En forçant l’âme à une plus grande charité, les distractions combattues donnent donc l’occasion d’une augmentation du mérite. Elles permettent ainsi l’acquisition de grâces ici-bas et une plus grande gloire au ciel. Elles exercent également la vertu de patience, et les vertus théologales ; ainsi que les vertus nécessaires pour repousser les mauvaises pensées : chasteté, foi, charité, pardon…
En définitive, l’apôtre Saint Jean résume en une formule lapidaire la raison ultime et le moyen de se recueillir dans la prière : « Dieu est Esprit ; et ceux qui L’adorent doivent L’adorer en esprit et en vérité. » (Saint Jean 4, 24). C’est l’immense labeur de l’homme sur terre depuis la Création : s’élever au-dessus de ses sens et du monde pour s’attacher avec son esprit à Dieu seul. Que le chrétien soit actif dans sa recherche du Bon Dieu et qu’il pose des actes de son esprit, voilà le tout du recueillement.

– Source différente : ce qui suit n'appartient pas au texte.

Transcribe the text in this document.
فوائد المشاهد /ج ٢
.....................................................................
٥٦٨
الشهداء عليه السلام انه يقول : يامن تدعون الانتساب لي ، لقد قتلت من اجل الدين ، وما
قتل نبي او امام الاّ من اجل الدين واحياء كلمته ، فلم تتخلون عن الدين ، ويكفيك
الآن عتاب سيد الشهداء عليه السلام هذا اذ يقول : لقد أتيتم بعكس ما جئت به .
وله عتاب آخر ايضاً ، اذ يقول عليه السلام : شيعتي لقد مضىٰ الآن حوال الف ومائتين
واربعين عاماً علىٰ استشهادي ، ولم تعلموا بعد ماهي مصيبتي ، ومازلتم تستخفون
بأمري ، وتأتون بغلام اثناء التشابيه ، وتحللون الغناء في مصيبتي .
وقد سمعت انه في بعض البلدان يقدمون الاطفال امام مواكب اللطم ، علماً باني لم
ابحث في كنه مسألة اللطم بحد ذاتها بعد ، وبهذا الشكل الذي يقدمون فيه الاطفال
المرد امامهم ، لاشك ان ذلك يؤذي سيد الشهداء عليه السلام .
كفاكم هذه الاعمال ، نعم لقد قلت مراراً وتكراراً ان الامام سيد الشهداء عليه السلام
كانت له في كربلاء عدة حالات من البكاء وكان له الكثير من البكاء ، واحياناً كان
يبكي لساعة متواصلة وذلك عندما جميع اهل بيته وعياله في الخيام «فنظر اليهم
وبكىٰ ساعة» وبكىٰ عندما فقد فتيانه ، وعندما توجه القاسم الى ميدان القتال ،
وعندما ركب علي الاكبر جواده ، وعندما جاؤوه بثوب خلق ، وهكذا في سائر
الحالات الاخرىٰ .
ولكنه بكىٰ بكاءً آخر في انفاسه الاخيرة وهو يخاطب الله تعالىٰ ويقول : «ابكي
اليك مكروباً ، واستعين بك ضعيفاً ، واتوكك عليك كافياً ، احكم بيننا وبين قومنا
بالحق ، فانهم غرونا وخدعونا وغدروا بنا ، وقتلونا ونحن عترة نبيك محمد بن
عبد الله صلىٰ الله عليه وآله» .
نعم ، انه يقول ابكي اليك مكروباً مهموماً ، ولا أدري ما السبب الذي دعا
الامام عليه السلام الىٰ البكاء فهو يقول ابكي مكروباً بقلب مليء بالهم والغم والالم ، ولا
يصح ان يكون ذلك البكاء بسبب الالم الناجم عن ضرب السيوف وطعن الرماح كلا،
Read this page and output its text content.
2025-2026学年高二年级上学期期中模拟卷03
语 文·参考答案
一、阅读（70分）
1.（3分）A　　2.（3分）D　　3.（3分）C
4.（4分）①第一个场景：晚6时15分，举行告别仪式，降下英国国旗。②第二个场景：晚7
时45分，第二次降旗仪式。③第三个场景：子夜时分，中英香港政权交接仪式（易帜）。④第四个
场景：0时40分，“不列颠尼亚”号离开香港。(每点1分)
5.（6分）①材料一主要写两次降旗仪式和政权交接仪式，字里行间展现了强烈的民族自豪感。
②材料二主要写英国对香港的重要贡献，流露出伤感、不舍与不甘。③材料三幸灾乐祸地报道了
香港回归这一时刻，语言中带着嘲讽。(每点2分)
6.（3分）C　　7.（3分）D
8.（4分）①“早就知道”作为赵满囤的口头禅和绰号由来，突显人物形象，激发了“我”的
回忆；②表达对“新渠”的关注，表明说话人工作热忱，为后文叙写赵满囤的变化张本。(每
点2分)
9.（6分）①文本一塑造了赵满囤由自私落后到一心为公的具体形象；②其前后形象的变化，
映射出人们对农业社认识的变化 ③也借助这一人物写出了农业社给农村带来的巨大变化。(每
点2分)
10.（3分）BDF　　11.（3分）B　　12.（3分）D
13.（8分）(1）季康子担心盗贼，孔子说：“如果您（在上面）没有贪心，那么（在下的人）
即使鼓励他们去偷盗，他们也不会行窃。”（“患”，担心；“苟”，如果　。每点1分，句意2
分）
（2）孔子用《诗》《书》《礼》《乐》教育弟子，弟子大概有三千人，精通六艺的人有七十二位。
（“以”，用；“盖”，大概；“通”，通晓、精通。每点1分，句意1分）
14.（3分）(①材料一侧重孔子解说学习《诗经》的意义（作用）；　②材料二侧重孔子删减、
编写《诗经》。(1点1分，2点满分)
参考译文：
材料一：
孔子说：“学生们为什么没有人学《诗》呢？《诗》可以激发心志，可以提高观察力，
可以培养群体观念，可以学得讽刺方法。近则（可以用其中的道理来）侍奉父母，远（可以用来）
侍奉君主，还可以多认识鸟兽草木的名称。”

Annexe : Conseils pour prier son chapelet avec plus de ferveur et moins de distractions
- Utiliser son chapelet et l’aimer : c’est un moyen de lutte contre les distractions.
- Se souvenir que le chapelet est du temps que l’on passe avec Marie et Jésus, avec des personnes que l’on aime.
- Poser des actes de Foi, d’Espérance et de Charité avec le contenu des mystères ou des Ave.
- Lorsque l’on est seul : dans la récitation de l’Ave Maria, on peut faire une pause après le nom de Jésus ou de Marie et formuler en un mot le mystère que l’on médite (acte de Foi) ou formuler la grâce que l’on demande (acte d’Espérance), ou bien formuler un acte d’amour. Faire du chapelet une prière vocale lente, comme si on se parlait, comme si on s’enseignait à soi-même ces mystères de notre foi.
- Lorsque l’on prie le chapelet à plusieurs : pendant que l’un récite l’Ave Maria, on médite sur le mystère ou on demande une grâce ; dans tous les cas on formule une invocation jaculatoire.
- En famille : prier le chapelet devant l’oratoire familiale, demander aux enfants de donner une intention à chaque mystère, leur faire réciter une dizaine chacun à leur tour.